4 Ekim 2010 Pazartesi

Ev hali.

Televizyonu kapadı şimdi. Ben pencereye doğru yönelirken. Kucağında laptop var, boynu biraz eğik. Ayakları o kadar ölü görünüyor ki, baş parmaklarından birine morgda takılan kağıtlardan takılabilir. İşin komik yanı, bunu yaparken hissetmiyecekmiş gibi geliyor olması.

Yanına geldim. Benim hareketlerimle kıyasladığında duruyormuş gibi gözüken şeyler yapıyor saatlerden beri. Karnı inip kalkıyor, parmakları oynuyor, arada da gözünü kırpıyor... Bu kadar. Duran bir insana yada belki de memelilere özgü olabilecek, ortak davranışları sergiliyor. 

Gördüğüm onca duran insanı düşündüm. Otobüste, asansörde, durakta, iş yerinde, kaldırımda, kahvede, balkonda, çatı katında... Durmayan insanları düşünmek şu anda daha yorucu geliyor diye. Durmayanlara yetişmek veya dokunmak, belki vızıldamak... Hepsi daha zor durmadıkları zaman.
Sigara yakacak. Kartona sürtünen kağıt sesinden anladım sigarayı çıkardığını. Ardından gelen çakmak sesi de beni bir öğretmen edasıyla onayladı zaten. Mutluyum. Pencerenin yanına gidip dışarıdaki akranlarıma bakabilirim. Ama dışarısı ürkütücü nedense. 

Arabalardan sanırım. "Arabalar olmasaydı?" düşündüm. O zaman atlar olurdu. Atlar da ürkütücü. Kuyrukları özellikle. Kırbaç gibi. Daha fazla bakasım yok dışarı.

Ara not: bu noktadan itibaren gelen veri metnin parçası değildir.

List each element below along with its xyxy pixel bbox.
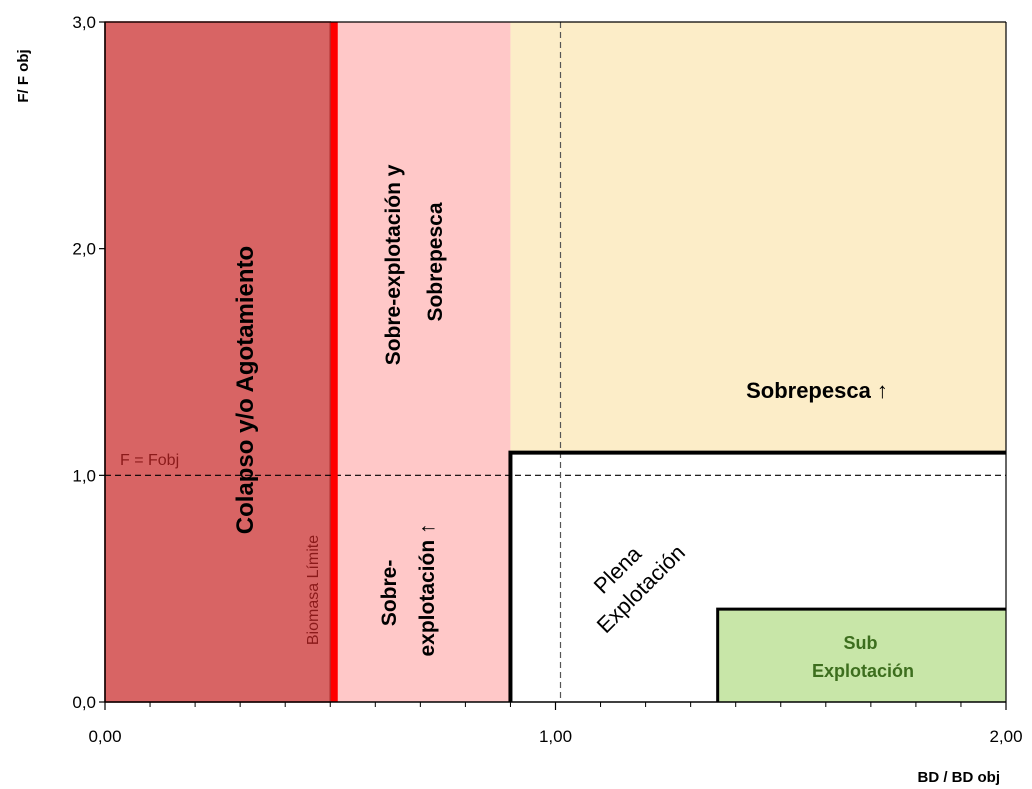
zone-label-colapso: Colapso y/o Agotamiento — [232, 246, 259, 534]
x-tick-label: 2,00 — [989, 727, 1022, 746]
zone-label-sobre-explotacion: Sobre- explotación ↑ — [378, 523, 439, 656]
zone-colapso — [105, 22, 331, 702]
zone-sobre-explotacion-sobrepesca — [330, 22, 511, 476]
f-fobj-label: F = Fobj — [120, 452, 179, 469]
zone-label-sobrepesca: Sobrepesca ↑ — [746, 378, 888, 403]
zone-label-sobre-explotacion-sobrepesca: Sobre-explotación y Sobrepesca — [382, 159, 447, 366]
y-axis-title: F/ F obj — [15, 49, 32, 102]
y-tick-label: 1,0 — [72, 466, 96, 485]
zone-border-plena-explotacion — [508, 450, 1006, 702]
axes: 0,0 1,0 2,0 3,0 0,00 1,00 2,00 — [72, 13, 1022, 746]
zone-label-sub-explotacion: Sub Explotación — [812, 633, 914, 681]
y-tick-label: 2,0 — [72, 240, 96, 259]
y-tick-label: 3,0 — [72, 13, 96, 32]
y-tick-label: 0,0 — [72, 693, 96, 712]
x-tick-label: 1,00 — [539, 727, 572, 746]
zone-sub-explotacion — [717, 609, 1006, 702]
biomasa-limite-label: Biomasa Límite — [305, 535, 322, 645]
zone-sobrepesca — [510, 22, 1006, 453]
zone-sobre-explotacion — [330, 475, 511, 702]
x-tick-label: 0,00 — [88, 727, 121, 746]
x-axis-title: BD / BD obj — [918, 769, 1001, 786]
zone-backgrounds — [105, 22, 1006, 702]
zone-border-sub-explotacion — [716, 607, 1006, 702]
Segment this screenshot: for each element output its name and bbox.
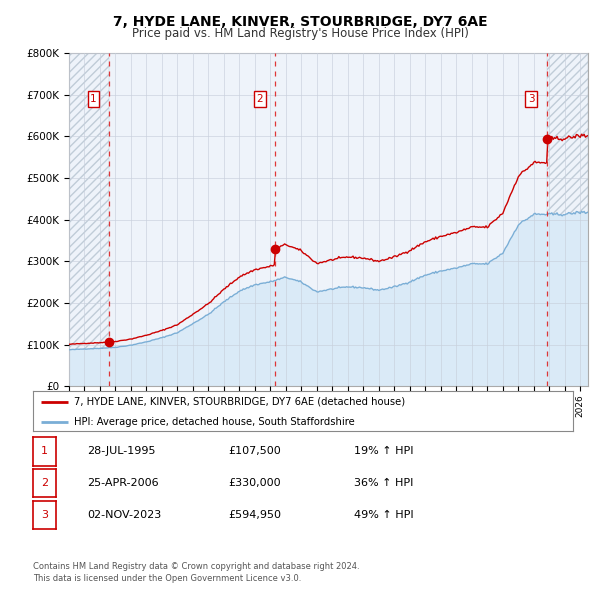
Text: 36% ↑ HPI: 36% ↑ HPI (354, 478, 413, 488)
Text: £330,000: £330,000 (228, 478, 281, 488)
Text: 19% ↑ HPI: 19% ↑ HPI (354, 447, 413, 456)
Text: Contains HM Land Registry data © Crown copyright and database right 2024.
This d: Contains HM Land Registry data © Crown c… (33, 562, 359, 583)
Text: 7, HYDE LANE, KINVER, STOURBRIDGE, DY7 6AE: 7, HYDE LANE, KINVER, STOURBRIDGE, DY7 6… (113, 15, 487, 29)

Odada dört dönüyorum şimdi. Tam dört kere, sanki cümleyi haklı çıkarmak istermişim gibi. Gerçi nereden bilebilirim ki? Bir odada, tanımadığım bir yabancıyla aynı odada, belkide beni öldürebilecek bir yabancıyla aynı odada duran ufak bir sineğim. Dört dönüyorum çünkü açık yer arıyorum. Her yer kapalı ve bu can sıkıcı gibi duran çocuğu izlemekte bir yerden sonra zevk vermemeye başlıyor. 

---

Balkon kapısını açtım sıkıntısına son vermek için. Dışarı çıkabilir artık biraz uğraşırsa. Dışarı çıkıp, bokların üzerinde konabilir, kendisi gibi bir sinekle uçarak çiftleşebilir, uzay gemisinde sevişen insanlar gibi. Yada rüzgar akımlarına bırakır kendini boş poşetlerin bıraktığı kadar olmasa da. Güneşi takip eder belki de yetişemeyeceğini bilmeden. Saf bir inançla. O takip sırasında gece olur. İnce tellerle kaplı pencerelerden içeri, ışıkların  olduğu odalara girmeye çalışır. Denemekten yorulup bir başka ışık görür. Son göreceği ışığın o olduğunu bilmeden ona doğru yönelir sonra. Opel Astra'nın farında can verir.

Beni de unutur. Benim de onu unutacağım gibi.